3. Laboratory tests: Iron deficiency anemia is commonly encountered in chronic recurrent hemorrhage. Thrombocytopenia should be excluded. An underlying bleeding diathesis should be assessed with an evaluation of coagulation. Serum creatinine, urinalysis, and urine microscopy are of value, as the presence of renal dysfunction, hematuria, red blood cell (RBC) casts, or proteinuria is suggestive of a systemic vasculitis. A urine drug screen test may reveal evidence of culprit illicit drug use. Evaluation of specific autoantibodies, including antineutrophil cytoplasmic antibodies, anti-GBM antibodies, antinuclear antibodies, and extractable nuclear antigens may permit the diagnosis of an underlying systemic inflammatory process.
4. Pulmonary function tests: A transient increase in carbon monoxide diffusing capacity of the lungs (DLCO) is a characteristic feature of DAH. Recurrent DAH is associated with a restrictive pattern and reduced DLCO.
5. Bronchoscopy with bronchoalveolar lavage (BAL) is essential to the accurate identification of DAH. An increasing RBC presence on sequential samples is consistent with the diagnosis.

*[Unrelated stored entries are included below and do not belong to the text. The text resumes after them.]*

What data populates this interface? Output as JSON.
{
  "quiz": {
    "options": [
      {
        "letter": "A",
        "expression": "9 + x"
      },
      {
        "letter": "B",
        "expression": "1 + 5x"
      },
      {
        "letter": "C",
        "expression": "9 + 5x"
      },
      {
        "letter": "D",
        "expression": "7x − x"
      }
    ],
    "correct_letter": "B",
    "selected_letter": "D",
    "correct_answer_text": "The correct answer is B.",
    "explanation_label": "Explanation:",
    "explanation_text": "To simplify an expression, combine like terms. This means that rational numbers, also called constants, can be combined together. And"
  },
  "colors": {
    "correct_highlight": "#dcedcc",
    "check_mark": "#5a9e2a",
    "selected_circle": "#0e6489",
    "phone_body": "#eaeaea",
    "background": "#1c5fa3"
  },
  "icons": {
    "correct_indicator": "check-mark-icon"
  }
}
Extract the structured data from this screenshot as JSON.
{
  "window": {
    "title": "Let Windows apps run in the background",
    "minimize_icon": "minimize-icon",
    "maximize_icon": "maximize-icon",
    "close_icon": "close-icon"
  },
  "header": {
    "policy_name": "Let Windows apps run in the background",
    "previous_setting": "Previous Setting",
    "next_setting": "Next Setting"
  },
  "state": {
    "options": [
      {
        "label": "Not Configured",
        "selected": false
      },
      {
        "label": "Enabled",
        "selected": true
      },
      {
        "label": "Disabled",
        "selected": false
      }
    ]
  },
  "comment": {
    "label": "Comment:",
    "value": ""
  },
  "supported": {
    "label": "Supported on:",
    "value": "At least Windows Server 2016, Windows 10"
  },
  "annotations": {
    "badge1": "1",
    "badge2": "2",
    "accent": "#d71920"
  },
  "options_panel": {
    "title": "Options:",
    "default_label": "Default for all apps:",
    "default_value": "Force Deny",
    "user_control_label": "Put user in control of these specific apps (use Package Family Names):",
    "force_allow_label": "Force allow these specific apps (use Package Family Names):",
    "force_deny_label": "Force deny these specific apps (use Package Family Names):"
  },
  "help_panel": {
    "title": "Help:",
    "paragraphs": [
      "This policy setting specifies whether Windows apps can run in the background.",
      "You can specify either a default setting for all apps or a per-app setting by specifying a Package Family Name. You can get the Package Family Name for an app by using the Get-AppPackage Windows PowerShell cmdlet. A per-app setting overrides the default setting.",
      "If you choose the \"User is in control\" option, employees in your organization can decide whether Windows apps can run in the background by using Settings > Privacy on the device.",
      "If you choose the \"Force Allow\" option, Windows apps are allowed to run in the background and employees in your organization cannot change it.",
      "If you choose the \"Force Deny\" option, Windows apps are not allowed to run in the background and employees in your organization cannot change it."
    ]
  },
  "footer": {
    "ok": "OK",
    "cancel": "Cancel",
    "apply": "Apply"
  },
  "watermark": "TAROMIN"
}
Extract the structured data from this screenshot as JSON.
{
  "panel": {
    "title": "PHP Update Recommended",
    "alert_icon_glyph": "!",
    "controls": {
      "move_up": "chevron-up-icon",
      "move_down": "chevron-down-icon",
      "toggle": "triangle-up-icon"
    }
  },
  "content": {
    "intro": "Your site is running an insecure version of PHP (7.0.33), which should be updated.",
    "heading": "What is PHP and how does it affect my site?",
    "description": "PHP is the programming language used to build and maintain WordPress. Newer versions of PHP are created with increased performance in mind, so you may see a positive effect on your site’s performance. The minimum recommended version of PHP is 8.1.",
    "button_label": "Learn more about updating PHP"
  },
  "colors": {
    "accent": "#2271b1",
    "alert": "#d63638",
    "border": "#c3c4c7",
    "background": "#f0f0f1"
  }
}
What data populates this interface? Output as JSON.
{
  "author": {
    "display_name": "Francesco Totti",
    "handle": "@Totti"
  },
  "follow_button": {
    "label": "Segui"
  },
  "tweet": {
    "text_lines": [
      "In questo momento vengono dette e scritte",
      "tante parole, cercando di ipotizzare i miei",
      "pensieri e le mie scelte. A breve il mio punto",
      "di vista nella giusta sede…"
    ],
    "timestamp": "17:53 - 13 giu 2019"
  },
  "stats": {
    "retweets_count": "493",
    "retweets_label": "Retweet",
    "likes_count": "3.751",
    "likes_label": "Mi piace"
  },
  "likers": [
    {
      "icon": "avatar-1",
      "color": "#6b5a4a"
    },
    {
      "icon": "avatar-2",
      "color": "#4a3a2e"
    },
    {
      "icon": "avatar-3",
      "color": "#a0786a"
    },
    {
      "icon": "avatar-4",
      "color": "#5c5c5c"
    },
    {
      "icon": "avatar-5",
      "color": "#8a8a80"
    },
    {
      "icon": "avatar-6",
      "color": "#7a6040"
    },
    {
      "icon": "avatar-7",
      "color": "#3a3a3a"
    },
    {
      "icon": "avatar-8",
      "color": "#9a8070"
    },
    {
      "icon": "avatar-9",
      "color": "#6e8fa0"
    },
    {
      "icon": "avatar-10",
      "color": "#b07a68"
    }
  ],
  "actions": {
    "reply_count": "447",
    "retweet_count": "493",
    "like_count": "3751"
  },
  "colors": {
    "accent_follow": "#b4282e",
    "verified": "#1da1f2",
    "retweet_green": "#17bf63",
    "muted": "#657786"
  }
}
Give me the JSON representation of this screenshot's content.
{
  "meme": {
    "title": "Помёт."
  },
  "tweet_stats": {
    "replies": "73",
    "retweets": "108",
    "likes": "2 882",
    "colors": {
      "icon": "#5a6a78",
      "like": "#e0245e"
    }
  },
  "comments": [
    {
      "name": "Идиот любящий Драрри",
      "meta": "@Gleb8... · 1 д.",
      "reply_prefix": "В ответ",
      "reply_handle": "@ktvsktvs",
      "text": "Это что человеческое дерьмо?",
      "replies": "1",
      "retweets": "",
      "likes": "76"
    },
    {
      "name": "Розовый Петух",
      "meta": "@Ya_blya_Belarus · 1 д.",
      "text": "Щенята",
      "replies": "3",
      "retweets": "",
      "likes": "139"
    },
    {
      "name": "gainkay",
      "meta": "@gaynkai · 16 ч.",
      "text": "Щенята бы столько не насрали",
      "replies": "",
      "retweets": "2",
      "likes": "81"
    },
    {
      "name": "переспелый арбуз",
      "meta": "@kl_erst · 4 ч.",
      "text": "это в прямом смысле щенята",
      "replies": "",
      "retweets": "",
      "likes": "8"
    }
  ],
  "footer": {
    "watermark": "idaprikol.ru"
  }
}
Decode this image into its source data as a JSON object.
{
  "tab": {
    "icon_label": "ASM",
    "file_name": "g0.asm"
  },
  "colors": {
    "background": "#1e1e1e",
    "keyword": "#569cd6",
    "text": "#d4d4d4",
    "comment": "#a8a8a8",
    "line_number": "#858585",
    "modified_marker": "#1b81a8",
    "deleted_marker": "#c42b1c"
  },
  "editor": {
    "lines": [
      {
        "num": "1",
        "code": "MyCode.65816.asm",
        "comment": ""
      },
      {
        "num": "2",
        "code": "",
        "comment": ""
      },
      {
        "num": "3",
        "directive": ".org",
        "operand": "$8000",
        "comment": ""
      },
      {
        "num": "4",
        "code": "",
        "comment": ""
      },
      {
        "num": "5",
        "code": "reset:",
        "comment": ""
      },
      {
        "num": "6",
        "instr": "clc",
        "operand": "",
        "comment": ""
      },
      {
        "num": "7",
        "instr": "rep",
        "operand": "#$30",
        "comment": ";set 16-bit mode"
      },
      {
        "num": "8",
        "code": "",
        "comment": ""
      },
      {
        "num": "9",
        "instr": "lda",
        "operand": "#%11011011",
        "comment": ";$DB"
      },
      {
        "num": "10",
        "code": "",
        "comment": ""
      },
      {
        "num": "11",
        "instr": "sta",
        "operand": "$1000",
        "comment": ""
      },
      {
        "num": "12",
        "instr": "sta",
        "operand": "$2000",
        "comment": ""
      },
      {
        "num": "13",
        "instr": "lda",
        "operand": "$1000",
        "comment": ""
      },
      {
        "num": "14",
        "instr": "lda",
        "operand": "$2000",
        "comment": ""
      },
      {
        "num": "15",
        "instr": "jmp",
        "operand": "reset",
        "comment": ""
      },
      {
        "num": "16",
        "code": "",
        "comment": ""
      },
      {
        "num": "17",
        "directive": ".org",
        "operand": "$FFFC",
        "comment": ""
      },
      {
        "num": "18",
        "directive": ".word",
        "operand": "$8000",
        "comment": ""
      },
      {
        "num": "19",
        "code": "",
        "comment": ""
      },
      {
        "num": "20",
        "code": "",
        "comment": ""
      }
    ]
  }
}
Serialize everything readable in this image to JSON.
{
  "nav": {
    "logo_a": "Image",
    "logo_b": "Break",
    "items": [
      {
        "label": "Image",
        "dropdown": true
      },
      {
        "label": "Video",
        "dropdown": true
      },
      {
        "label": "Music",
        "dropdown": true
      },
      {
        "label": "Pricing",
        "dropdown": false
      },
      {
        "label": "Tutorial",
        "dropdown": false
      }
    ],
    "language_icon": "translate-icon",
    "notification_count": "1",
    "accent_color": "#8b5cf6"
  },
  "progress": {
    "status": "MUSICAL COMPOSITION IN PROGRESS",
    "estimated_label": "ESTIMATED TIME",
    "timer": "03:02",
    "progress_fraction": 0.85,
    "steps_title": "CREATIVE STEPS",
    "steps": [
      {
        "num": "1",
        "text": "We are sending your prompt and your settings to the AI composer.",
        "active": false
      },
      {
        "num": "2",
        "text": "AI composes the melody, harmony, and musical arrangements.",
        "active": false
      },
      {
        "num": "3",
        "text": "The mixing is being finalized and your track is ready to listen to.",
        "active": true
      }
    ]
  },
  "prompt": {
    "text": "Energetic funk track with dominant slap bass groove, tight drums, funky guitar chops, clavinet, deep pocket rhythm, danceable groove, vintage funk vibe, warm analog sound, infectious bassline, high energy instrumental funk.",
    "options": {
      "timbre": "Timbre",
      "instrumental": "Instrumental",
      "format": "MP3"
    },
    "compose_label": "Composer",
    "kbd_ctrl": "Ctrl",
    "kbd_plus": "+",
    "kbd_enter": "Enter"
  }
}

Evidence of hemorrhage should ideally be confirmed in more than one bronchial segment. The presence of hemosiderin-laden macrophages, particularly if ≥20%, provides evidence of chronic hemorrhage even when frank (clinically evident) bleeding is not apparent at the time of bronchoscopy. BAL also serves to exclude other causes of diffuse pulmonary infiltrates or hemoptysis, especially infections.
In severely ill patients with a suspected immunologic cause of DAH, promptly start high-dose IV glucocorticoid treatment (eg, methylprednisolone 500-1000 mg/d) for 3 days. The probability and nature of possible infection versus danger of delaying glucocorticoid treatment is always considered. Cytotoxic therapies including cyclophosphamide or rituximab should be considered in the setting of an underlying capillaritis (see Vasculitis Syndromes). Plasmapheresis may have a role in patients with ANCA-mediated disease.
In the case of bleeding, coagulopathy, or thrombocytopenia, administer blood products and reversal agents as required. Attempt to achieve adequate oxygen saturation by administering oxygen or using assisted ventilation when necessary. Treat respiratory insufficiency (see Acute Respiratory Failure) and pulmonary hemorrhage (rare; see Hemoptysis).